Memiliki buah hati adalah impian hampir semua pasangan. Dikatakan hampir karena ada pasangan yang tidak punya keinginan untuk memiliki anak (child-free). Memiliki buah hati tentu tidak mudah, banyak hal yang perlu dipersiapkan secara matang baik oleh suami maupun istri. Terkait dengan suami, ada pesan menarik yang diutarakan oleh Prof. Quraish Shihab untuk para suami. Pesan itu dapat dijumpai dalam penafsiran beliau atas Q.s. Al-Baqarah [2] ayat 223 yang terdapat dalam karya beliau, Tafsir al-Misbah: Pesan, Kesan dan Keserasian Al-Qur`an.
نِسَاۤؤُكُمْ حَرْثٌ لَّكُمْ ۖ فَأْتُوْا حَرْثَكُمْ اَنّٰى شِئْتُمْ ۖ وَقَدِّمُوْا لِاَنْفُسِكُمْ ۗ وَاتَّقُوا اللّٰهَ وَاعْلَمُوْٓا اَنَّكُمْ مُّلٰقُوْهُ ۗ وَبَشِّرِ الْمُؤْمِنِيْنَ
“Istrimu adalah ladang bagimu. Maka, datangilah ladangmu itu (bercampurlah dengan benar dan wajar) kapan dan bagaimana yang kamu sukai. Utamakanlah (hal yang terbaik) untuk dirimu. Bertakwalah kepada Allah dan ketahuilah bahwa kamu (kelak) akan menghadap kepada-Nya. Sampaikanlah kabar gembira kepada orang-orang mukmin.”
Menurut Prof. Quraish Shihab, ayat di atas bukan hanya mengisyaratkan bahwa anak yang lahir merupakan benih yang ditanam oleh ayah, melainkan juga menegaskan bahwa istri hanyalah ‘penerima benih’, sebagaimana penggalan ayat (نِسَاۤؤُكُمْ حَرْثٌ لَّكُمْ) di atas.
Artinya, seorang suami jangan seenaknya menyalahkan istri ketika anak yang merupakan hasil dari benih yang ditanam olehnya (suami) tidak sesuai dengan harapannya. Karena hal itu di luar kendali istri.
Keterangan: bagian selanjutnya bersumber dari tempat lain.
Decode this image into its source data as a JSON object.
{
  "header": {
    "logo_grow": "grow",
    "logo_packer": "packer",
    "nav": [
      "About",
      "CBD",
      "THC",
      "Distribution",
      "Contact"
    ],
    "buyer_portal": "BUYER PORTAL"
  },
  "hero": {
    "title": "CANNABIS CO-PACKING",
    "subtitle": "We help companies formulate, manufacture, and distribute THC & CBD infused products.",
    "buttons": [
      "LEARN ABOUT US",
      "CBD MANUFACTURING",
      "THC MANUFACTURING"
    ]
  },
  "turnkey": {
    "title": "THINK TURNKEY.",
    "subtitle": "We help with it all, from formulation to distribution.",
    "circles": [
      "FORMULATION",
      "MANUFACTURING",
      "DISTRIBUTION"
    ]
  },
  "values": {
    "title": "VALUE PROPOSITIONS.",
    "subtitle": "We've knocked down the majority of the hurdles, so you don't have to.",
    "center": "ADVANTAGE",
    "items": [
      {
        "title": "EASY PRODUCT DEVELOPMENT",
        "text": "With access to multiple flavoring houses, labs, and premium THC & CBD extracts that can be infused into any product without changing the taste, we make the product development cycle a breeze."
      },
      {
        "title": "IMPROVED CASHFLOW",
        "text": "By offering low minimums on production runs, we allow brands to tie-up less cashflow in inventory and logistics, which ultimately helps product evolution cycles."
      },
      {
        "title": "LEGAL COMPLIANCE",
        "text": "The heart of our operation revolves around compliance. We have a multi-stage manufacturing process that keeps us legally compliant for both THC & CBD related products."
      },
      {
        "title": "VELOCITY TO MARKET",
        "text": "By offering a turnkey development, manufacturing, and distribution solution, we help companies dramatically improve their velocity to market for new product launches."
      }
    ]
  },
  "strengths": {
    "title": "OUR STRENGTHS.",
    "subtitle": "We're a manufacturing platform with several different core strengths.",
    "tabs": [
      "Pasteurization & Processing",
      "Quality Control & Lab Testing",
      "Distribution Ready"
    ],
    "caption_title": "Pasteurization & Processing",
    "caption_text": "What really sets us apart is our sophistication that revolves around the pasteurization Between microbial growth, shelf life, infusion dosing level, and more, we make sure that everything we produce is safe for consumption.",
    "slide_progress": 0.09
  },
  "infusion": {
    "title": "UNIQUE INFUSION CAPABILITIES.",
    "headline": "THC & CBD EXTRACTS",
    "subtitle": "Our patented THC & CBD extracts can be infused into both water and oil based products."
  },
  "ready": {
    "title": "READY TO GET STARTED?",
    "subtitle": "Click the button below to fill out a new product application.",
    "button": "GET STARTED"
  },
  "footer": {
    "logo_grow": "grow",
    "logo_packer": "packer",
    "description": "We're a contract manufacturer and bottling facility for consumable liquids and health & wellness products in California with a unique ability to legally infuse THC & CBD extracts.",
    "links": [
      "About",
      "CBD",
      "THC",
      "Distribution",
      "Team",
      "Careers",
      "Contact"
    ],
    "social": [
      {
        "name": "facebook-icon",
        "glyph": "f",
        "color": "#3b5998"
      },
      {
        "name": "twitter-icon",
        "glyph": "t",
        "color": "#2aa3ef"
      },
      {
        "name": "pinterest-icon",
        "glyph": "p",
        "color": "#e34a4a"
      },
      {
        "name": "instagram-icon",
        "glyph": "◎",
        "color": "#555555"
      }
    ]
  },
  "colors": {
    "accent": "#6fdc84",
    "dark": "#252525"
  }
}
Misalnya, seorang suami yang menginginkan anak lelaki memarahi istrinya lantaran anak yang lahir ternyata perempuan. Selain memang sudah ketetapan Allah, secara ilmiah memang jenis kelamin jabang bayi memiliki banyak kemungkinan. Hal itu lantaran adanya perbedaan kromosom laki-laki (XY) dan perempuan (XX).
Selanjutnya, sebagaimana halnya petani yang memerhatikan musim tanam agar hasil panen maksimal, seorang suami juga harus memilih waktu yang tepat untuk ‘bercocok tanam’. Janganlah seorang suami memaksa untuk ‘memproduksi’ setiap saat. Ia juga harus memahami keadaan sang istri. Karena, menurut Prof. Quraish Shihab, kegiatan ‘bercocok tanam’ yang tidak memerhatikan waktu justru dapat merusak ‘ladang’.
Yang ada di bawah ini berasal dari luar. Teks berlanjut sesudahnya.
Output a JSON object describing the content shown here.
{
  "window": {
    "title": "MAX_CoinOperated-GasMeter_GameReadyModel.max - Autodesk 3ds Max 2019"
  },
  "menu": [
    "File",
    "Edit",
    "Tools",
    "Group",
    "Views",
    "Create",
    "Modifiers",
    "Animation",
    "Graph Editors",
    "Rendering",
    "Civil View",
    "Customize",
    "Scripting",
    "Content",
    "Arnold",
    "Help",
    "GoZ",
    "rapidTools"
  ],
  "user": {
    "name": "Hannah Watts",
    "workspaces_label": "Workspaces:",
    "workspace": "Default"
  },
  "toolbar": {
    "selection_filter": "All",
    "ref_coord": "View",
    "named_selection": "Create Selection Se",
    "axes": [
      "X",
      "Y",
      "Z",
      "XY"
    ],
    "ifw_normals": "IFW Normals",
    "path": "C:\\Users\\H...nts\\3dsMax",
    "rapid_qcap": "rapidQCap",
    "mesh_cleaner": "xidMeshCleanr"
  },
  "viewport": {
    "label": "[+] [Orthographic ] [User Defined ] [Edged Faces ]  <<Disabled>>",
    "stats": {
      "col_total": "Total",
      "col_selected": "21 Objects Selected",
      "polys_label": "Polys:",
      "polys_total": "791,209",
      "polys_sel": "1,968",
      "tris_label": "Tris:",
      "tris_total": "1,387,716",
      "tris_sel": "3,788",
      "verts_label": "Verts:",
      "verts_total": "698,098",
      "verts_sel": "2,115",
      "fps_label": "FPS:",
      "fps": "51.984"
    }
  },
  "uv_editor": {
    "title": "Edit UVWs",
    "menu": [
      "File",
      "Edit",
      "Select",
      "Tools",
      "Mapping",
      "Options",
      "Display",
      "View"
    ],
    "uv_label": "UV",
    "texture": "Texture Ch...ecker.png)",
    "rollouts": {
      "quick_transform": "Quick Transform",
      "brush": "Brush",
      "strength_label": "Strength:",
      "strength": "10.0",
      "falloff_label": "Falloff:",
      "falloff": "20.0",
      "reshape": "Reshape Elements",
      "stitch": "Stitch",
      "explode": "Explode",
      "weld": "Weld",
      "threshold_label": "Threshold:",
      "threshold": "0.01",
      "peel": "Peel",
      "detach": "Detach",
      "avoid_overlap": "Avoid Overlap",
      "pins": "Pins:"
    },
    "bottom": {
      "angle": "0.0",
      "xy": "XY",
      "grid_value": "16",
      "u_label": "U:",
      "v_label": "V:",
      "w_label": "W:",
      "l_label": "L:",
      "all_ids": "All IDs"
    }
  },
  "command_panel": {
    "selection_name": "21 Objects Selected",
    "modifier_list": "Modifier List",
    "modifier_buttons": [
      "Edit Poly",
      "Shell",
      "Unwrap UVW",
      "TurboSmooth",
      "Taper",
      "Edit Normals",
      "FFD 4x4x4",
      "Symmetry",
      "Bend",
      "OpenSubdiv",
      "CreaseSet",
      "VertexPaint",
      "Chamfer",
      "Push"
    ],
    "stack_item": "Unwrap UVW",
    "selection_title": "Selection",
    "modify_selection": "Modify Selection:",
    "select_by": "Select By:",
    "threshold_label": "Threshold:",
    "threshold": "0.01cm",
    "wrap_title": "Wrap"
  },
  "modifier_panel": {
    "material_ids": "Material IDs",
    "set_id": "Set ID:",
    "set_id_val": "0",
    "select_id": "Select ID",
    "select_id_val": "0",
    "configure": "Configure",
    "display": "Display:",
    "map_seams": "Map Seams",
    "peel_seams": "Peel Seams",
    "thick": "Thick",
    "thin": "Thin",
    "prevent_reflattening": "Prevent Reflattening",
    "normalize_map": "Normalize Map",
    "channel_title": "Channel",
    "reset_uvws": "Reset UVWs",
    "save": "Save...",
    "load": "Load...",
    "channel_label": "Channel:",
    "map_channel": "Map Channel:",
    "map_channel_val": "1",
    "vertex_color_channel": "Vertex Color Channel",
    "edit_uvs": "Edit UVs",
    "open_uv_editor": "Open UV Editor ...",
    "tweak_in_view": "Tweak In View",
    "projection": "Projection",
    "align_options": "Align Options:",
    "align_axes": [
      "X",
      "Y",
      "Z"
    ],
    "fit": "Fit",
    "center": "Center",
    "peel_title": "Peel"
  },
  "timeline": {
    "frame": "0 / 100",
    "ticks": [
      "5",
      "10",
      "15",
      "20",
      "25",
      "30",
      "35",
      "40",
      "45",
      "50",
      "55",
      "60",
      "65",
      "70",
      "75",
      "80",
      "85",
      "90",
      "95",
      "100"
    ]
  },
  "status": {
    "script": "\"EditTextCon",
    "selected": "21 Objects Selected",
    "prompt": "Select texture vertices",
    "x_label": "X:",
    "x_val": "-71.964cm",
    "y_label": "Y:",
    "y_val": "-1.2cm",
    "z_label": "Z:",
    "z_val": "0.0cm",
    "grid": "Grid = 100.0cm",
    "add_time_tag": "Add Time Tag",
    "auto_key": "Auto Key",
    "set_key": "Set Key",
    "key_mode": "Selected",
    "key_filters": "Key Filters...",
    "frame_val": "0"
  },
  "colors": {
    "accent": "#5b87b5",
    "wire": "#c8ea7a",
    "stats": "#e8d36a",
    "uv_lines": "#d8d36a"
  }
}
Untuk ‘bercocok tanam’, tentunya seorang suami harus mempersiapkan dengan matang sebelum melakukannya. Prof. Quraish Shihab mengatakan, “Demikian pula suami yang menjadi ‘petani’, perhatikan istrimu, jangan tinggalkan dia sendirian, hindarkan dirinya dari segala gangguan. Berikan segala yang dibutuhkannya guna menyiapkan pertumbuhan dan perkembangan janin yang akan dikandungnya.”
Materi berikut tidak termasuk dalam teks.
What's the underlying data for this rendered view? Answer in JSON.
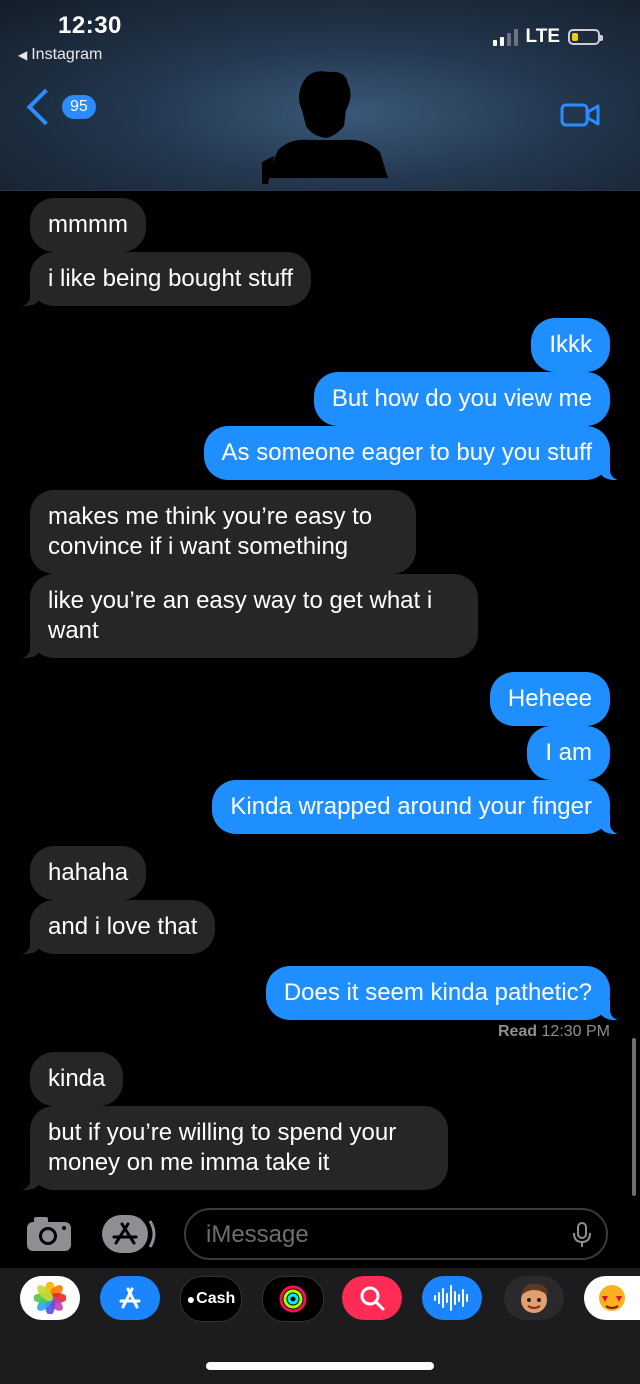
{
  "status": {
    "time": "12:30",
    "back_app": "Instagram",
    "network": "LTE"
  },
  "nav": {
    "badge_count": "95"
  },
  "messages": [
    {
      "side": "recv",
      "text": "mmmm"
    },
    {
      "side": "recv",
      "text": "i like being bought stuff"
    },
    {
      "side": "sent",
      "text": "Ikkk"
    },
    {
      "side": "sent",
      "text": "But how do you view me"
    },
    {
      "side": "sent",
      "text": "As someone eager to buy you stuff"
    },
    {
      "side": "recv",
      "text": "makes me think you’re easy to convince if i want something"
    },
    {
      "side": "recv",
      "text": "like you’re an easy way to get what i want"
    },
    {
      "side": "sent",
      "text": "Heheee"
    },
    {
      "side": "sent",
      "text": "I am"
    },
    {
      "side": "sent",
      "text": "Kinda wrapped around your finger"
    },
    {
      "side": "recv",
      "text": "hahaha"
    },
    {
      "side": "recv",
      "text": "and i love that"
    },
    {
      "side": "sent",
      "text": "Does it seem kinda pathetic?"
    },
    {
      "side": "recv",
      "text": "kinda"
    },
    {
      "side": "recv",
      "text": "but if you’re willing to spend your money on me imma take it"
    }
  ],
  "receipt": {
    "label": "Read",
    "time": "12:30 PM"
  },
  "input": {
    "placeholder": "iMessage"
  },
  "drawer": {
    "cash_label": "Cash"
  },
  "colors": {
    "sent": "#1f8fff",
    "received": "#262628",
    "accent": "#2b8cff"
  }
}
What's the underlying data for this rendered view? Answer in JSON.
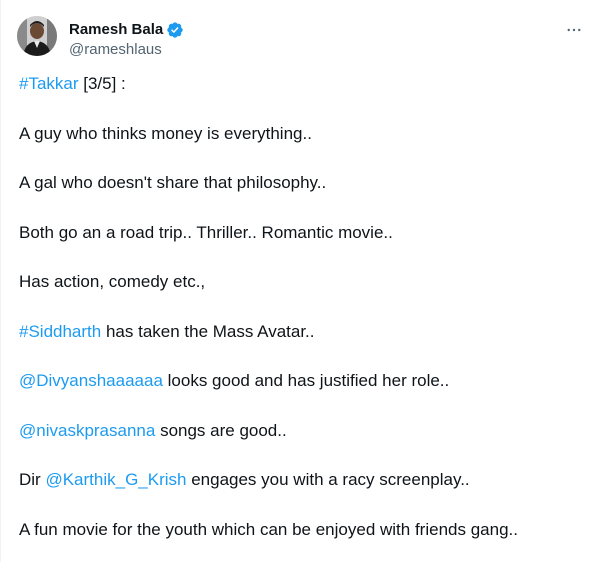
{
  "author": {
    "display_name": "Ramesh Bala",
    "handle": "@rameshlaus",
    "verified": true,
    "verified_color": "#1d9bf0"
  },
  "more_icon": "more-horizontal-icon",
  "lines": [
    {
      "link": "#Takkar",
      "text": " [3/5] :"
    },
    {
      "pre": "A guy who thinks money is everything.."
    },
    {
      "pre": "A gal who doesn't share that philosophy.."
    },
    {
      "pre": "Both go an a road trip.. Thriller.. Romantic movie.."
    },
    {
      "pre": "Has action, comedy etc.,"
    },
    {
      "link": "#Siddharth",
      "text": " has taken the Mass Avatar.."
    },
    {
      "link": "@Divyanshaaaaaa",
      "text": " looks good and has justified her role.."
    },
    {
      "link": "@nivaskprasanna",
      "text": " songs are good.."
    },
    {
      "pre": "Dir ",
      "link": "@Karthik_G_Krish",
      "text": " engages you with a racy screenplay.."
    },
    {
      "pre": "A fun movie for the youth which can be enjoyed with friends gang.."
    }
  ],
  "colors": {
    "link": "#1d9bf0",
    "text": "#0f1419",
    "secondary": "#536471"
  }
}
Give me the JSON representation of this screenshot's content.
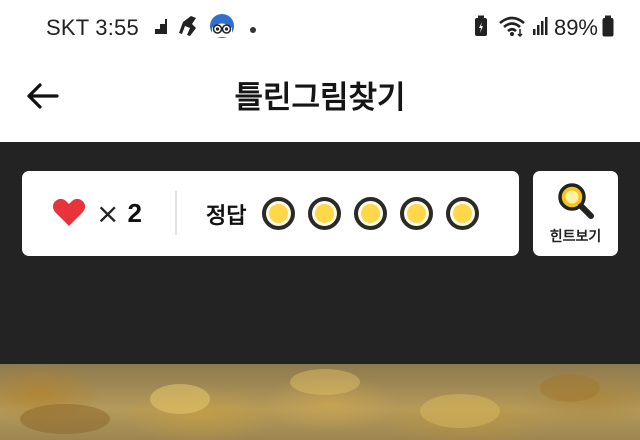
{
  "status_bar": {
    "carrier_time": "SKT 3:55",
    "battery": "89%",
    "icons": [
      "stairs-icon",
      "runner-icon",
      "owl-app-icon",
      "dot-icon",
      "battery-saver-icon",
      "wifi-icon",
      "signal-icon",
      "battery-icon"
    ]
  },
  "header": {
    "title": "틀린그림찾기",
    "back_icon": "arrow-left-icon"
  },
  "game": {
    "lives_icon": "heart-icon",
    "lives_multiplier": "×",
    "lives_count": "2",
    "answers_label": "정답",
    "answer_slots": 5,
    "hint_label": "힌트보기",
    "hint_icon": "magnifier-icon"
  },
  "colors": {
    "panel_bg": "#232323",
    "heart": "#e8333c",
    "answer_fill": "#ffd84a",
    "hint_icon": "#f5c518"
  }
}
Dari penjelasan tersebut, terlihat bahwa sebelum memutuskan untuk memiliki momongan, setiap pasangan, khususnya suami, harus melakukan pertimbangan yang matang. Selain kebutuhan ekonomi dan finansial, kesiapan sang istri juga harus diperhatikan. Karena istrilah yang akan mengandung calon buah hati. Apabila seorang istri merasa belum siap, baik secara fisik maupun mental, maka seorang suami tidak boleh memaksa. Karena kondisi calon ibu juga berpengaruh terhadap kondisi calon bayi.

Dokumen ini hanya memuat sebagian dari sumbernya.